| Coriat |
Benefit: Once per day, when a rogue with this talent is hit with a melee attack, she can redirect the attack to strike at an adjacent creature with a free action. The creature targeted must be within melee reach of the attack that hit the rogue, and the creature that made the attack against the rogue must make a new attack roll against the new target.
When performing a combat maneuver, you must use an action appropriate to the maneuver you are attempting to perform. While many combat maneuvers can be performed as part of an attack action, full-attack action, or attack of opportunity (in place of a melee attack), others require a specific action. Unless otherwise noted, performing a combat maneuver provokes an attack of opportunity from the target of the maneuver. If you are hit by the target, you take the damage normally and apply that amount as a penalty to the attack roll to perform the maneuver. If your target is immobilized, unconscious, or otherwise incapacitated, your maneuver automatically succeeds (treat as if you rolled a natural 20 on the attack roll). If your target is stunned, you receive a +4 bonus on your attack roll to perform a combat maneuver against it.
When you attempt to perform a combat maneuver, make an attack roll and add your CMB in place of your normal attack bonus. Add any bonuses you currently have on attack rolls due to spells, feats, and other effects. These bonuses must be applicable to the weapon or attack used to perform the maneuver. The DC of this maneuver is your target's Combat Maneuver Defense. Combat maneuvers are attack rolls, so you must roll for concealment and take any other penalties that would normally apply to an attack roll.
The debate (at least as we had it) hinges partly on whether something that is used in place of a melee attack is still a melee attack (as the rogue ability works on a "melee attack")
1: Favors a broad reading of melee attack. Things that replace a melee attack (disarm, in this case) are treated the same as a melee attack: try to wrest away a rogue's weapon, he can make you wrest away someone else's.
2: Favores a strict reading of melee attack. Only an actual melee attack counts, something that is used in place of a melee attack does not (even if it is something using an attack roll).
3: Some other argument we didn't think of?
| Isil-zha |
The last sentence you cited, states that combat maneuvers are attack rolls, and since most of them require you to be within melee range this might make for an argument that they are forms of melee attacks.
Not saying that I necessarily agree with this reasoning, but I can see someone bringing this up to make their case.
| Isil-zha |
well, then that's true for a regular attack as well (the DC is the targets AC the same way the CMD is the DC of the maneuver)
whether or not every beaten DC would be called a hit is a different question (For a sunder attempt I'd definitely say yes though - even though in this case it's not the rogue that got hit, but his weapon)
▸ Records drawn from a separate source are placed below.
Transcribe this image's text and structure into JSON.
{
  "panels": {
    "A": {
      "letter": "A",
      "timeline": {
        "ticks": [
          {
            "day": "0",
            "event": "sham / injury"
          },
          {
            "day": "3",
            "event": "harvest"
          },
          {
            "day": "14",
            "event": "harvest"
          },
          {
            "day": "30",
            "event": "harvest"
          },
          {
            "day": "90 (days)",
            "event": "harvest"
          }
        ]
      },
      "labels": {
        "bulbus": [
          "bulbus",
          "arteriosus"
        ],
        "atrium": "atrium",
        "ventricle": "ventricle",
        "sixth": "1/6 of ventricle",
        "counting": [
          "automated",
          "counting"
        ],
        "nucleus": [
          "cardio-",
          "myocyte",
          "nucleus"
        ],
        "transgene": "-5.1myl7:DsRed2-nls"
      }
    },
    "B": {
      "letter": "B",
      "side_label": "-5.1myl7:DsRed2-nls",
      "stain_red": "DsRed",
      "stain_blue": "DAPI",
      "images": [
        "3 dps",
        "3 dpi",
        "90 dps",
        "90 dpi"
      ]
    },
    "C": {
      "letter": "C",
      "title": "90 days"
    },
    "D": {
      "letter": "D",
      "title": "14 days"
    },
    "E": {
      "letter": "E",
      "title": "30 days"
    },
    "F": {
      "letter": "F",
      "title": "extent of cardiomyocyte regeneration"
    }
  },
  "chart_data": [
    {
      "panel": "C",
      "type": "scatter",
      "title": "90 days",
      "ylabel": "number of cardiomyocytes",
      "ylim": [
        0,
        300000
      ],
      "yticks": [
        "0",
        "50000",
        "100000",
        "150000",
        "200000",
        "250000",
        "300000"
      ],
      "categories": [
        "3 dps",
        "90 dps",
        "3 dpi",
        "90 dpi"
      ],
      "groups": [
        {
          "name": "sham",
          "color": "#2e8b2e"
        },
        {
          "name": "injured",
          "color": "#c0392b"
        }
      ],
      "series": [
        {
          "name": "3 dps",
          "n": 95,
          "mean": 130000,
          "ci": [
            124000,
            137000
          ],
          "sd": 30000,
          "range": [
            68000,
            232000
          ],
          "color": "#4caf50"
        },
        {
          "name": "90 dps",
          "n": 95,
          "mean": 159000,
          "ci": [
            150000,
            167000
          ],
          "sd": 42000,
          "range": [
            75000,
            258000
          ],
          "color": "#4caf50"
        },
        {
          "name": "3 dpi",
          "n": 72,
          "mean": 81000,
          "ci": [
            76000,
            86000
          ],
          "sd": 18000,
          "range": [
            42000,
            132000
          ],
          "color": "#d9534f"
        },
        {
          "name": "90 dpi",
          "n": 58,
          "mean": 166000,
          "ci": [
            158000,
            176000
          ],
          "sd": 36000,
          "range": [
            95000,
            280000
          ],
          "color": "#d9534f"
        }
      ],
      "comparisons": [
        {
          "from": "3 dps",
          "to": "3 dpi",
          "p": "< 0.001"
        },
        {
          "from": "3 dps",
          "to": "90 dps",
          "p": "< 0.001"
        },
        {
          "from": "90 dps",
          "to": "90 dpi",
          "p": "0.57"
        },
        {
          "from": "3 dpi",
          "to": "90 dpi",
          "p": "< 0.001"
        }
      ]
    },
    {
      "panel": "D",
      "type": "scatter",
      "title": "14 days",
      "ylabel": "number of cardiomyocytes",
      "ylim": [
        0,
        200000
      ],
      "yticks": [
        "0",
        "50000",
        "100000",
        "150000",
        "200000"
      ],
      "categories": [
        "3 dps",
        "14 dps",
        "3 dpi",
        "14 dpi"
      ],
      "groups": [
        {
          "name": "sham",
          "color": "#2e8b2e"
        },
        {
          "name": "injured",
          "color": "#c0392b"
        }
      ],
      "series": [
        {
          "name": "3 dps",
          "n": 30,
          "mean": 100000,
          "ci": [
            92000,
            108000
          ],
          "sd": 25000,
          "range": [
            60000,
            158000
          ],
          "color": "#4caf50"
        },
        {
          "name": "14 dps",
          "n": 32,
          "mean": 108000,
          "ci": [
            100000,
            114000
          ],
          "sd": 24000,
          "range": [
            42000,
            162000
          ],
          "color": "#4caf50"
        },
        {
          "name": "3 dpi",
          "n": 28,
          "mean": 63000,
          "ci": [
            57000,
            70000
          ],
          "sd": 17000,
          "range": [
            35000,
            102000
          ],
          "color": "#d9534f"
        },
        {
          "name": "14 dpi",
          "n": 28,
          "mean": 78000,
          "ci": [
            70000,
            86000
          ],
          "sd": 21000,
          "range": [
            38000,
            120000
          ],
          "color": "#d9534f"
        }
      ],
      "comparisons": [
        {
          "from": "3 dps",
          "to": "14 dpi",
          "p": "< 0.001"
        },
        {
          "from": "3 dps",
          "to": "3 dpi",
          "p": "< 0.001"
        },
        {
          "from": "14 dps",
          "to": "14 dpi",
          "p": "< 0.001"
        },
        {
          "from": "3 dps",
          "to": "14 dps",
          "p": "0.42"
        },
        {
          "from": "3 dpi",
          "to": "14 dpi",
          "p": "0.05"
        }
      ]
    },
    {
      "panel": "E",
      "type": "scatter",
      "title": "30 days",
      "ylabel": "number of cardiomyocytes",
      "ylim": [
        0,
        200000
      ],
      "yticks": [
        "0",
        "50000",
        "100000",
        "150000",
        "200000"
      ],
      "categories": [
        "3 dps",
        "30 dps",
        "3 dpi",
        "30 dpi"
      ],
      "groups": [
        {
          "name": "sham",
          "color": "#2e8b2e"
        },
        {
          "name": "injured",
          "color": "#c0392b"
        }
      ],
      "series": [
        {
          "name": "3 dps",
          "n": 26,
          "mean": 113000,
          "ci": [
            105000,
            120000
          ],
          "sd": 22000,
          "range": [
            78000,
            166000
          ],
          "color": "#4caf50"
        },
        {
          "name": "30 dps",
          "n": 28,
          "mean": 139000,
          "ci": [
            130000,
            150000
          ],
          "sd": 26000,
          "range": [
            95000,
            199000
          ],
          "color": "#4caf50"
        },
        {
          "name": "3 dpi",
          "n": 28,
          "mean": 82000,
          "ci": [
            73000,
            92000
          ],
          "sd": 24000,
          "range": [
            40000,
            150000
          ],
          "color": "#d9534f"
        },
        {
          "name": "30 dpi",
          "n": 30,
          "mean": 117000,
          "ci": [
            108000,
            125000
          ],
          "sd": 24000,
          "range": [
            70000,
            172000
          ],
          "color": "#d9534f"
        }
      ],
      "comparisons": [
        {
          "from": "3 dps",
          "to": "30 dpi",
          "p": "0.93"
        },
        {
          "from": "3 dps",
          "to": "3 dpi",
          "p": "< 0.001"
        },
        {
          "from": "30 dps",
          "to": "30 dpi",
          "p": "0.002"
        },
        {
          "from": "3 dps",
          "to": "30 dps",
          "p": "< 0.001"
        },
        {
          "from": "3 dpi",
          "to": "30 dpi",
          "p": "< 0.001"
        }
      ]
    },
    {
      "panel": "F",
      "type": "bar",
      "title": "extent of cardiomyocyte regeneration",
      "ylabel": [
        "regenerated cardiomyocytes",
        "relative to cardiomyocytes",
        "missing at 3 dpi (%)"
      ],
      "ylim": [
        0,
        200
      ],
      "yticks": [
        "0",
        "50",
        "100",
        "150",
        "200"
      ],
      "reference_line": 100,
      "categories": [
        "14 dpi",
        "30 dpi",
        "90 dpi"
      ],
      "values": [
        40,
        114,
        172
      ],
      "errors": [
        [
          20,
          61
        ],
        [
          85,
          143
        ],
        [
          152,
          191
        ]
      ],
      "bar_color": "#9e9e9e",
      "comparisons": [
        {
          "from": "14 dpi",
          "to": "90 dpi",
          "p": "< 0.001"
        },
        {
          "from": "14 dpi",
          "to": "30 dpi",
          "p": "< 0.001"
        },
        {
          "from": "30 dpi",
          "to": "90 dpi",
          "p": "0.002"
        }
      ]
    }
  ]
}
Edit: Again, not trying to argue for either position, just saying that the language isn't quite as clear. If I had to rule on this I'd totally be with mplindustries on that one, I think this is RAI.
| jerrys |
i think it's a lot easier to accidentally hit the wrong guy with your club, than it would be to accidentally grapple the wrong guy.
I guess that I could see accidentally tripping the wrong guy. (And grapple is a bad example anyway since it's a standard action.)
What about this: say that the rogue has one weapon, and the redirect-victim has two. And the attacker tries to disarm the rogue. If you let the rogue redirect the disarm to the other guy, which hand gets disarmed? Or, same with sunder?
I guess that I would rule that you can use the redirect to negate the maneuver on you, but not have it affect the other guy. (i realize this is consistent with neither interpretation of the rules, but it's what I like.)
| mplindustries |
well, then that's true for a regular attack as well (the DC is the targets AC the same way the CMD is the DC of the maneuver)
First, no, AC is never called the DC of an attack roll the way CMD is called the DC of a maneuver.
Second, I should not have even mentioned it as it is not as relevant as the fact that while maneuvers are attacks, they do not "hit." Only actually damaging attacks hit.
| Isil-zha |
So, with this definition, a sunder attack hits, a maintained grapple to do damage hits... I wish the language were as clear cut as you make it out to be, but it isn't.
I still think the intention for the rogue talent is quite clear, though.
And of course AC is a DC it follows all the same rules and the whole game is based on that same principle of meeting difficulties to succeed on the role, differentiating at this point is rather like splitting hairs, I believe.